Once over land, Hermine no longer had contact with the warm waters of the Caribbean which were its source of energy. Therefore the storm began to weaken. Torrential rain and strong winds were still seen across Georgia and the Carolinas, but as the storm left the coast of North Carolina and emerged into the Atlantic, there were fears that the storm would intensify and hit the northeast coast, essentially becoming another Super Storm Sandy.
Super Storm Sandy slammed into the northeast coast of the US in October 2012, killing at least 110 people. The strong winds, torrential rain and major storm surge caused widespread damage, making Sandy the second most expensive weather-related disaster in world history, behind Hurricane Katrina of 2005.
As the storm crossed the Carolinas, the storm started to change from a hurricane to a regular storm that occurs further north. Hurricanes differ from other storms in many ways, but one of the most striking is that a hurricane has a warm centre with a tight core of strong winds. A regular storm, however, has a cold centre and the winds are usually far more spread out from the centre. If a hurricane changes into a regular storm, it will often expand and affect the weather of a far larger area.
This is exactly what happened to Hurricane Sandy. As it headed northwards in 2012, it lost its tropical characteristics. On October 26, when Sandy was still a hurricane, the hurricane force winds extended 35 miles from its centre. Just 24 hours later, as Sandy started losing its tropical characteristics, the hurricane force winds extended 100 miles from its centre.
Hurricane Hermine also started to do a similar thing. As the storm lost its tropical characteristics, the winds expanded. The winds which were at least that of a tropical storm (over 63 kilometres per hour) extended over 335 kilometres (210 miles) from its centre and the system was threatening to intensify further. This would have enabled it to batter much of the east coast of the US, even if it didn’t actually make landfall.

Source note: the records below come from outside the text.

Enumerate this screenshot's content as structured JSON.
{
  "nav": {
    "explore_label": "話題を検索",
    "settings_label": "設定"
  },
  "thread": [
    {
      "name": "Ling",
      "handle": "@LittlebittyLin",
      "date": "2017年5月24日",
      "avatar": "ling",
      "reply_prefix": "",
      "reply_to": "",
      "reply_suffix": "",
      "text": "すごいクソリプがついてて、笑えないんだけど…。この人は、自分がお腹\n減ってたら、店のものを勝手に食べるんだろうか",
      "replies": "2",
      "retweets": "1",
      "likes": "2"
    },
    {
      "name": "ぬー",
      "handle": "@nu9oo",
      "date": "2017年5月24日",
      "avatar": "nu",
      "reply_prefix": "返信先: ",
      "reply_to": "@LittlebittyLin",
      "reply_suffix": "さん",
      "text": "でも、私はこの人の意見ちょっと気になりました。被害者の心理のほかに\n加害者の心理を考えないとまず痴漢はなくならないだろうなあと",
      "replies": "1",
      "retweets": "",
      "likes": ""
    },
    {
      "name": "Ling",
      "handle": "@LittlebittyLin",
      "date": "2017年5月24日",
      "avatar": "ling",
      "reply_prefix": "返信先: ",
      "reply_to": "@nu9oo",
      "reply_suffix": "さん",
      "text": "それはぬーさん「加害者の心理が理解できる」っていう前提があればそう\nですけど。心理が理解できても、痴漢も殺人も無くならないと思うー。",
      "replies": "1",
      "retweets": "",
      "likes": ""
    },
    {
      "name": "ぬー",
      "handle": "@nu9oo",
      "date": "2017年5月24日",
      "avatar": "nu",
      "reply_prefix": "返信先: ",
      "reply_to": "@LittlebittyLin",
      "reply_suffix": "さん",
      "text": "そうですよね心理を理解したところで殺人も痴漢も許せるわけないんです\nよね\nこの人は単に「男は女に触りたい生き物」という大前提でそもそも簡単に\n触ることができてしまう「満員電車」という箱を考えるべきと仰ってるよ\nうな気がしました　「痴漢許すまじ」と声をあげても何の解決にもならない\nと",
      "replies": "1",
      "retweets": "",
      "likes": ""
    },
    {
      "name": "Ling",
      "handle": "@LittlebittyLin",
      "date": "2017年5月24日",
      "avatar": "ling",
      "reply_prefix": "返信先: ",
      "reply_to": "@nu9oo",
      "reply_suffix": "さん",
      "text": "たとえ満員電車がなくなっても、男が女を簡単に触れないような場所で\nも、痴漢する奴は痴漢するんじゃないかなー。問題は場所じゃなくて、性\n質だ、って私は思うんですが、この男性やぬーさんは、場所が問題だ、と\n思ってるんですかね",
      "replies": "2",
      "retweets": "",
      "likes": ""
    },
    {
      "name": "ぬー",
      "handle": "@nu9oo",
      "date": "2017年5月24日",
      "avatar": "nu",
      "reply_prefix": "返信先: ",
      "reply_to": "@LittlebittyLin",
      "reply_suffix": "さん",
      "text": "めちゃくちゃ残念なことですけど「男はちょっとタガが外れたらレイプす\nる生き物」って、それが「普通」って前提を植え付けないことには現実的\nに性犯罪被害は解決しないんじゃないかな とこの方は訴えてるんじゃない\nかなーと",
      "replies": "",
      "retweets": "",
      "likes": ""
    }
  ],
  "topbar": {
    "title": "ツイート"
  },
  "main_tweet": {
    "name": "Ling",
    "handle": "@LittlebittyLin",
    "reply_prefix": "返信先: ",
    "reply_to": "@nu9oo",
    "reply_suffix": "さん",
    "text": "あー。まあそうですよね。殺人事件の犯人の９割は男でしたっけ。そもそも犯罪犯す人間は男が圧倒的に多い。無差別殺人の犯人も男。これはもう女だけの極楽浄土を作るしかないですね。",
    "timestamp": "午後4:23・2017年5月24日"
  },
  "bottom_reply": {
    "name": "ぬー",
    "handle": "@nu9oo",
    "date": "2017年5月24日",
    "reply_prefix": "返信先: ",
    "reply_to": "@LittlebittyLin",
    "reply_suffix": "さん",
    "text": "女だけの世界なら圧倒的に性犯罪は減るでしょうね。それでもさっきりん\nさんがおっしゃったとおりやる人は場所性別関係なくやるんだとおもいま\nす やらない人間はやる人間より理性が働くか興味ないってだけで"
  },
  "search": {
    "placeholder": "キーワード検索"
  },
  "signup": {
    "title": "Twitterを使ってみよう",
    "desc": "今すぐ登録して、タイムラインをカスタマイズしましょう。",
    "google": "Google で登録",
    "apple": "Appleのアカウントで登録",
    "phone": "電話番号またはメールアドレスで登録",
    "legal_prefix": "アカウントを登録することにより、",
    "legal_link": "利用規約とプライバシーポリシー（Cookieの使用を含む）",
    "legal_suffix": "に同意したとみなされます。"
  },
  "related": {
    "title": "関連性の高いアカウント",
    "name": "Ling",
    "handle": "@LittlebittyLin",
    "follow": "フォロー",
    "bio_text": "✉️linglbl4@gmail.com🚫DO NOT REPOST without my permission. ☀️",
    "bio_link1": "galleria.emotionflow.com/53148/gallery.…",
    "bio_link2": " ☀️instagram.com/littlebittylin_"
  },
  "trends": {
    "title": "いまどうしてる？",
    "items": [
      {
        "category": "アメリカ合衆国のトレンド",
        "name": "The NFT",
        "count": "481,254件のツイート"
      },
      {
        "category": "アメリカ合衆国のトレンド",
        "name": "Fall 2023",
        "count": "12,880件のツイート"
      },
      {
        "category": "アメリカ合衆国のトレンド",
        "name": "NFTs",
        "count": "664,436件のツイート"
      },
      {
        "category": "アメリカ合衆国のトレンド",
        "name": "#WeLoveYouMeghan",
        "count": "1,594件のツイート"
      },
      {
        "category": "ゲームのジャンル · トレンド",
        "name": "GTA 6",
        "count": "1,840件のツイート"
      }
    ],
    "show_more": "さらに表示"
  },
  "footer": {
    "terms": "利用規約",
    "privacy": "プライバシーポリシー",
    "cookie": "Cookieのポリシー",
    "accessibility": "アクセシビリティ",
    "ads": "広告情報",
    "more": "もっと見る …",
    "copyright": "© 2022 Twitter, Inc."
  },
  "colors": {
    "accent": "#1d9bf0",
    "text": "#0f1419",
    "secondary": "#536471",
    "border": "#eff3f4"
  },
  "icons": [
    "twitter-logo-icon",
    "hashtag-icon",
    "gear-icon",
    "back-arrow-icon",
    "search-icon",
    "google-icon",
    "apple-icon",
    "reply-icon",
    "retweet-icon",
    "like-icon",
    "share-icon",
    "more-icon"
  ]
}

Fortunately the storm tracked a little further east than expected, away from that part of the atmosphere which would have encouraged it to reintensify. Hermine still brought high waves and heavy rain to part of the northeast coast, but it was nowhere near as bad as it could have been. The residents let out a sigh of relief, and no one complained that the Labor Day holiday weekend was a washout.